Zim faces food crisis

OWN CORRESPONDENT, Harare | Monday 5.30pm.

ZIMBABWE could need food aid within months unless its government pushes through urgently needed economic reforms, Britain’s junior foreign minister, Peter Hain, warned on Monday.

He told a Foreign Office press briefing that it was vital President Robert Mugabe began working with the World Bank and the International Monetary Fund on a reform programme.

However, he said, it was unclear whether Mugabe, whose ruling party won a narrow election victory against a defiantly resurgent opposition last month, was ready to take the necesary steps.

“The smoke signals have not been clear,” Hain admitted. He added: “There is a real risk now, in fact a probability, of starvation in a country that should comfortably be able to feed itself.”

He said the Zimbabwe economy had seen a collapse in investor confidence and a 10 percent fall in its output last year.
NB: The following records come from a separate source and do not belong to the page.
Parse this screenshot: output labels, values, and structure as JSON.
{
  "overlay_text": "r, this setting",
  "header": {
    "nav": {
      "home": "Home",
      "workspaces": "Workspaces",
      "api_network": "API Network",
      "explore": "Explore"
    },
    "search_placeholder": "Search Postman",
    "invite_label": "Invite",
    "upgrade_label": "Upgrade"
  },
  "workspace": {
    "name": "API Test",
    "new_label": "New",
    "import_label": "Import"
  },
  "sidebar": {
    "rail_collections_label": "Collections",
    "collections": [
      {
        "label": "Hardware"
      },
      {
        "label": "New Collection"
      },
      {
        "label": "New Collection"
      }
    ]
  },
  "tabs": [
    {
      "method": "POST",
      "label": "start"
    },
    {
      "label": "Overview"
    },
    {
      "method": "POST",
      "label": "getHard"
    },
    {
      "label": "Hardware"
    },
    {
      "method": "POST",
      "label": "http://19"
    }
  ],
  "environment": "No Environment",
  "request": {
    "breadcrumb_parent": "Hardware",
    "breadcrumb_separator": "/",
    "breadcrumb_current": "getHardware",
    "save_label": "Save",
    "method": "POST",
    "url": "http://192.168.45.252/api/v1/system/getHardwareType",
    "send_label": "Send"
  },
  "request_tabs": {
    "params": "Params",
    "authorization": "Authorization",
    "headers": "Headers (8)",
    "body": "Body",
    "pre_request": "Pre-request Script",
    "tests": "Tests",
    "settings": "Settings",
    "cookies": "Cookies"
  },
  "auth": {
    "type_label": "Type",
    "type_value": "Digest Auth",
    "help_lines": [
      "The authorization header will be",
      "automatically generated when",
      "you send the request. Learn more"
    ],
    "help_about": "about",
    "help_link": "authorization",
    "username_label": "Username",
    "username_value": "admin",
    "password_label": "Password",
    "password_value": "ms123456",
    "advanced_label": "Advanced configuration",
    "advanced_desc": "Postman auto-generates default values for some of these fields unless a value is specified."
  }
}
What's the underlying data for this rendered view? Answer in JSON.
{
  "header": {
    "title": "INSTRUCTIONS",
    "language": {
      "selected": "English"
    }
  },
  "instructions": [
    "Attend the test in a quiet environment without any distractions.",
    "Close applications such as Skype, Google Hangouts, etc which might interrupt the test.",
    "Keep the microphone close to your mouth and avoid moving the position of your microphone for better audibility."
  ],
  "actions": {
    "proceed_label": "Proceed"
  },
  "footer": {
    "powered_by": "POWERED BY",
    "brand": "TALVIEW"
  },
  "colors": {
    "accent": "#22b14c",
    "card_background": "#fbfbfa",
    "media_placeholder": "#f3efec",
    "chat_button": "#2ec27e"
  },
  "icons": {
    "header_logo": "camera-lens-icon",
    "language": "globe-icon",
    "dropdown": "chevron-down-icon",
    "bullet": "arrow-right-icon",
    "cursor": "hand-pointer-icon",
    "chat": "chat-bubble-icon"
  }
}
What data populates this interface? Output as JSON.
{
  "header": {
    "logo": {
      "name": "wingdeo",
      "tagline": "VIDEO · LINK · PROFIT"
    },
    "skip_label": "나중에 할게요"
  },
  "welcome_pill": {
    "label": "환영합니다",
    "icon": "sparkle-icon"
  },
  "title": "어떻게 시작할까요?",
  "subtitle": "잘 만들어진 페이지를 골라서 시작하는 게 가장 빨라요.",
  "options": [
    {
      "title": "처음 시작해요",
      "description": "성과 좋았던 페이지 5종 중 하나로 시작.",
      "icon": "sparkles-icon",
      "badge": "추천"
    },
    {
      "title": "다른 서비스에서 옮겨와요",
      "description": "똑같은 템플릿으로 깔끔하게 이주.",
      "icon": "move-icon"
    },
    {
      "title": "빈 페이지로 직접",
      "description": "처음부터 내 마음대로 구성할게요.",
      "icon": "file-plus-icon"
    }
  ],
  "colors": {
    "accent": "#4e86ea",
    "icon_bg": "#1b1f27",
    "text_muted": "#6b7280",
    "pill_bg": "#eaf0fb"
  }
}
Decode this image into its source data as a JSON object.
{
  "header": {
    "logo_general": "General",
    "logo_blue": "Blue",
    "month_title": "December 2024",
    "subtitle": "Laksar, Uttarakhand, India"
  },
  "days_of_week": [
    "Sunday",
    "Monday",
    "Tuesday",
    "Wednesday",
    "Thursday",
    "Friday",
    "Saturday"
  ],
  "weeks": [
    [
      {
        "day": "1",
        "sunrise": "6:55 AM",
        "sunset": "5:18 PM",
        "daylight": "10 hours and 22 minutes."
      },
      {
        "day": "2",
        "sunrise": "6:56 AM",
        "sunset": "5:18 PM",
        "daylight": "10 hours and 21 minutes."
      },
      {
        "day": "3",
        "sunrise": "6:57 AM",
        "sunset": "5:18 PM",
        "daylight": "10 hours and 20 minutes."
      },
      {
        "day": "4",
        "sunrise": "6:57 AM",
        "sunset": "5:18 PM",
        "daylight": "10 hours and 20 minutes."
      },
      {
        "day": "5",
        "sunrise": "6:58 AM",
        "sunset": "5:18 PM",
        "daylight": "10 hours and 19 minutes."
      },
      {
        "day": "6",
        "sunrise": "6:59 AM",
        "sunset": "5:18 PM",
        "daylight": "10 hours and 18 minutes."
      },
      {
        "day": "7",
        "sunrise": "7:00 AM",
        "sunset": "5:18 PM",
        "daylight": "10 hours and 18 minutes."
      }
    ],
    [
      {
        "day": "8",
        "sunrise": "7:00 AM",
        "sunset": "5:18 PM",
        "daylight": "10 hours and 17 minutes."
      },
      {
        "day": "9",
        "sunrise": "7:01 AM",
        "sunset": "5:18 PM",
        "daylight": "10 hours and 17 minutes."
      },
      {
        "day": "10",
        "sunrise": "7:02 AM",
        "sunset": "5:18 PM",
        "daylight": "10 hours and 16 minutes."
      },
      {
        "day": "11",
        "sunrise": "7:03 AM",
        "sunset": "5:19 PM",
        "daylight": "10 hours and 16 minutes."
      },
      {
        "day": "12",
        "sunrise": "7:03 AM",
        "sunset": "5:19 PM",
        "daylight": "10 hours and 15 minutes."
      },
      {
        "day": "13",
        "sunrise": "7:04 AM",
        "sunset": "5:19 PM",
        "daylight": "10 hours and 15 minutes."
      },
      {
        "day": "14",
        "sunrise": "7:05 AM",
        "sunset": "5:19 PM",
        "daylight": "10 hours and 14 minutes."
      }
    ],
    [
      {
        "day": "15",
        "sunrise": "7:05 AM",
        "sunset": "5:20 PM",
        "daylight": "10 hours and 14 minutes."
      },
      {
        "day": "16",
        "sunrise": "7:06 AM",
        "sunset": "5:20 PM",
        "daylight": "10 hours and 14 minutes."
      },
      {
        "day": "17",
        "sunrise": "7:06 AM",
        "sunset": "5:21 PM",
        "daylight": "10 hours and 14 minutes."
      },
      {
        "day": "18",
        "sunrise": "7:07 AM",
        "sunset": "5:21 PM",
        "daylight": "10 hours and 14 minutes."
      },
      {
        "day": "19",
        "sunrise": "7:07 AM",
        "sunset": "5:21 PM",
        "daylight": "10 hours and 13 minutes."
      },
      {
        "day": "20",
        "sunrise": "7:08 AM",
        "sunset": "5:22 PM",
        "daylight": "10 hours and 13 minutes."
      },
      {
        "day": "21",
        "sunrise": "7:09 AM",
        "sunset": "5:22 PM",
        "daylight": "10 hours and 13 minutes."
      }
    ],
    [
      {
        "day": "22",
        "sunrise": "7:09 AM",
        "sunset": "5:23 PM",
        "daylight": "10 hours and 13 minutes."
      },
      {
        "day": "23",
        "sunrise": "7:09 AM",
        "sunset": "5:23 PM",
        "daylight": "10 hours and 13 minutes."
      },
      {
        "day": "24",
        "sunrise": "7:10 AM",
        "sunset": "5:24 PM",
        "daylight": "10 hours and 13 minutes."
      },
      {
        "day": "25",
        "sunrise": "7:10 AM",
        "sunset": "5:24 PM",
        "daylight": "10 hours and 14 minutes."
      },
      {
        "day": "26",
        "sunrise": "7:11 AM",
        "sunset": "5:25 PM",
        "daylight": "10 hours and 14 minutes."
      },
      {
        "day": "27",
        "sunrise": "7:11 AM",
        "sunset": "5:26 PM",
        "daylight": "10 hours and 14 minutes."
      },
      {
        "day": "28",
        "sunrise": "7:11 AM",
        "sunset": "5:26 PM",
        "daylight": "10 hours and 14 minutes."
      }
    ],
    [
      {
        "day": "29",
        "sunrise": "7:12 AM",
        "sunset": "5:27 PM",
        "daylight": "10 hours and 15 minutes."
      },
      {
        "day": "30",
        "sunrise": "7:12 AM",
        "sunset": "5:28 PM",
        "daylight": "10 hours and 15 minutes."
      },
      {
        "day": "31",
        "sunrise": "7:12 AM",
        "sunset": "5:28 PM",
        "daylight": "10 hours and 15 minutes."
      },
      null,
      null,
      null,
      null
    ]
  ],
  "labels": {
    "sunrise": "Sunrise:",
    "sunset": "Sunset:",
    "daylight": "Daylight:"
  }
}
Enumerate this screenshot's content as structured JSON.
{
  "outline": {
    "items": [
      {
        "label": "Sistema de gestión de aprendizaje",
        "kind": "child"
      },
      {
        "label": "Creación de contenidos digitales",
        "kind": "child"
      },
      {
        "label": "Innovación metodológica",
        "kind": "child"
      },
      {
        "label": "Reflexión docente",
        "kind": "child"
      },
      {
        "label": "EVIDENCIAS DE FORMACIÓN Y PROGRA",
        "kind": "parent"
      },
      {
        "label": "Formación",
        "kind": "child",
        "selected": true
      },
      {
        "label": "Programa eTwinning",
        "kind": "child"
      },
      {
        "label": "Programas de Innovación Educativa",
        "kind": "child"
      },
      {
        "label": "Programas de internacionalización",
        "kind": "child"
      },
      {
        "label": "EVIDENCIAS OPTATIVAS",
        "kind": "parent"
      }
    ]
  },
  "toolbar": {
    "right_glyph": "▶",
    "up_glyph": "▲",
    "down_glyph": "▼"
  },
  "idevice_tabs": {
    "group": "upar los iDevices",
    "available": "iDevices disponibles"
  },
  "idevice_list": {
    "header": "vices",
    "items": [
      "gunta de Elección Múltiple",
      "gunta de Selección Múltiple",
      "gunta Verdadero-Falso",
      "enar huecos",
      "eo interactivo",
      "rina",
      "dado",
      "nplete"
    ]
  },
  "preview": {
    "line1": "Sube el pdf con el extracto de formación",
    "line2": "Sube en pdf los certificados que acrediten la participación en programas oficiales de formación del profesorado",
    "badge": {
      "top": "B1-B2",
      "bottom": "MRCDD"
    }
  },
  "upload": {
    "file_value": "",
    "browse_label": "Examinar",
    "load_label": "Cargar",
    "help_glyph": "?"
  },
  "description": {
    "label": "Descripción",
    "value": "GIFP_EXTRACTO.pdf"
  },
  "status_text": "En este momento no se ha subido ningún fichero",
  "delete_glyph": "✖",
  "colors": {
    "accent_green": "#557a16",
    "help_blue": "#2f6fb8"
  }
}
A similar decline was forecast for the year ahead.

Britain has been one of the strongest critics of its former colony to the point that Mugabe has publicly told London to mind its own business.

Meanwhile British diplomatic sources said Mugabe had faced “unprecedented criticisms,” including calls to resign, at a meeting of the governing Zanu-PF central committee following his defeat in a constitutional referendum earlier this year.

The president responded at that time by unleashing a wave of land seizures and illegal occupations of white-owned farms by so-called war veterans.

There are now signs of similar criticisms emerging at provincial level and elsewhere after last month’s elections, the sources added.

Zanu-PF only narrowly defeated the Movement for Democratic Change, despite a massive campaign of intimidation by government supporters.